Cumulus Networks is rolling out an agent called NetQ, which streams network telemetry in real time to provide system-wide visibility into network state and make it easier for network operators to validate configuration changes and troubleshoot problems.
The NetQ agent, which is now available on Cumulus Linux 3.3 and higher, runs on Cumulus switches to collect detailed operational information and stream it to a server running a Redis database that collects and aggregates the data.
Rather than log in to switches individually to get configuration status, operators can get a complete picture of network state using NetQ. They can also query the telemetry server to ensure that configuration changes were actually made, and that network links are up.
The agent gathers information such as the current switch configuration, protocols in use, link state, and general system information such as licenses and the status of hardware components.
The agent can also be deployed on servers that run Ubuntu or Red Hat Enterprise Linux (either bare metal or within a VM) to collect host-based network information.
Cumulus is positioning NetQ for IT shops that use tools such as Ansible, Puppet, and Chef to automate configuration changes across a large number of devices.
If an operator pushes a change across 100 switches, instead of manually sampling a few by hand to see if the change was made, “We can go out and say ‘Yes, all these changes took, or these three systems didn’t get updated,’” said Cumulus CEO Josh Leslie in an interview.
The system can also make incremental checks, on a pod-by-pod basis, to ensure there are no errors in a configuration update. If a problem is detected, the change can be rolled back in the affected pods and then corrected before the change continues.
The company hopes this capability will encourage organizations to take more advantage of automation by helping to address the fear of a outage caused by a configuration error that pushed across the whole network.
Ad because NetQ maintains a full picture of network state, operators can also use it to help troubleshoot network problems by replaying network events. NetQ can also integrate with third-party tools such as PagerDuty to notify operators in real time if performance or connectivity problems occur.
Note that NetQ itself isn’t used to configure switches running Cumulus Linux. It works in tandem with automation tools such as Ansible that make the actual changes. And at present, NetQ is CLI-based. For data visualization, Cumulus says NetQ integrates with visualization tools such as Splunk and Grafana.
NetQ is a software product so customers will bring their own hardware to run the telemetry server.
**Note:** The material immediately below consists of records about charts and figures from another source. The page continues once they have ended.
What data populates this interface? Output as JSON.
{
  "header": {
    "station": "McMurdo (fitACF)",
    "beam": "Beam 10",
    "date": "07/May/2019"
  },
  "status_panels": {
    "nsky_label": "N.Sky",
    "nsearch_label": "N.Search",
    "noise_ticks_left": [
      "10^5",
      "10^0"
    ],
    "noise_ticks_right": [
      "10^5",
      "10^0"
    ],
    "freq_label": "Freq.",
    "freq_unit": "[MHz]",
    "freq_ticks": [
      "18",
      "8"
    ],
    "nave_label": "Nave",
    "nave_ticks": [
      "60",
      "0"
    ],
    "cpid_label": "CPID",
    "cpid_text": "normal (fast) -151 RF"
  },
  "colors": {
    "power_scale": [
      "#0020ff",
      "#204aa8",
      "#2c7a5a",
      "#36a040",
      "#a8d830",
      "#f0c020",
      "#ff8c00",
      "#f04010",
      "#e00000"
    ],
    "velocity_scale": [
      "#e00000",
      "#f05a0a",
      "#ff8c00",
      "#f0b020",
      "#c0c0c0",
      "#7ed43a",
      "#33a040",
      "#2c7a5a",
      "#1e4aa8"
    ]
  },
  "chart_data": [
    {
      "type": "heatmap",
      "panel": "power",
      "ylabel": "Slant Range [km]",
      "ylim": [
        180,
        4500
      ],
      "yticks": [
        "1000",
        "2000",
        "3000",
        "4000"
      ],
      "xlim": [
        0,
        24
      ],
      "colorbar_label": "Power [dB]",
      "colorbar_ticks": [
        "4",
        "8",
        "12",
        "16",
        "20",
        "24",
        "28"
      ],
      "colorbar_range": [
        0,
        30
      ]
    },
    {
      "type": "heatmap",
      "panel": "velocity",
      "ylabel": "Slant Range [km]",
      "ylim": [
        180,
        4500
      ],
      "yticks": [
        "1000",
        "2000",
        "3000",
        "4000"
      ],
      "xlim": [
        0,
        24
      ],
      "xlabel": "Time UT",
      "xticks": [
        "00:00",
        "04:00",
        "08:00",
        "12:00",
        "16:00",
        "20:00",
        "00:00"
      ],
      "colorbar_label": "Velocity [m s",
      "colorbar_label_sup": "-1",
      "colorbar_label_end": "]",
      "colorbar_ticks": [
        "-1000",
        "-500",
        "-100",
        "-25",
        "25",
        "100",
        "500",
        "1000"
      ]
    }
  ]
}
Hardware size and configuration will depend on the amount of information being streamed from NetQ agents, the number of switches and servers for which data is being collected, and the length of time organizations keep the data.
NetQ is offered as a Debian package that will run on Cumulus Linux 3.3 and Ubuntu and RHEL. It’s available as a perpetual license, but Cumulus did not provide additional pricing details.
Cumulus CEO Leslie noted that the company may extend NetQ to other server platforms, as well as third-party networking and storage systems—as long as they have a Linux OS under the covers.
“In the modern data center we believe an increasing percentage of devices are Linux, so that’s a natural place for us to go,” he said. “We’ll cover storage, servers, and networking as the big three.”
A core value proposition of Cumulus Linux is the operational benefits of scalability and automation that you get from being able to run your switch infrastructure using the same tools and methods you use to run your Linux servers.
NetQ helps extend that value proposition by beginning to provide a global view of network state and a more centralized mechanism for validating changes and updates.
It also helps Cumulus compete better against companies such as Big Switch and Arista, both of which have made a priority of telemetry and visibility for network operators.
And last but certainly not least, NetQ helps make Cumulus more sticky in customer environments. This is extremely useful for a disaggregated NOS that can be removed from the switch if the customer wants something different.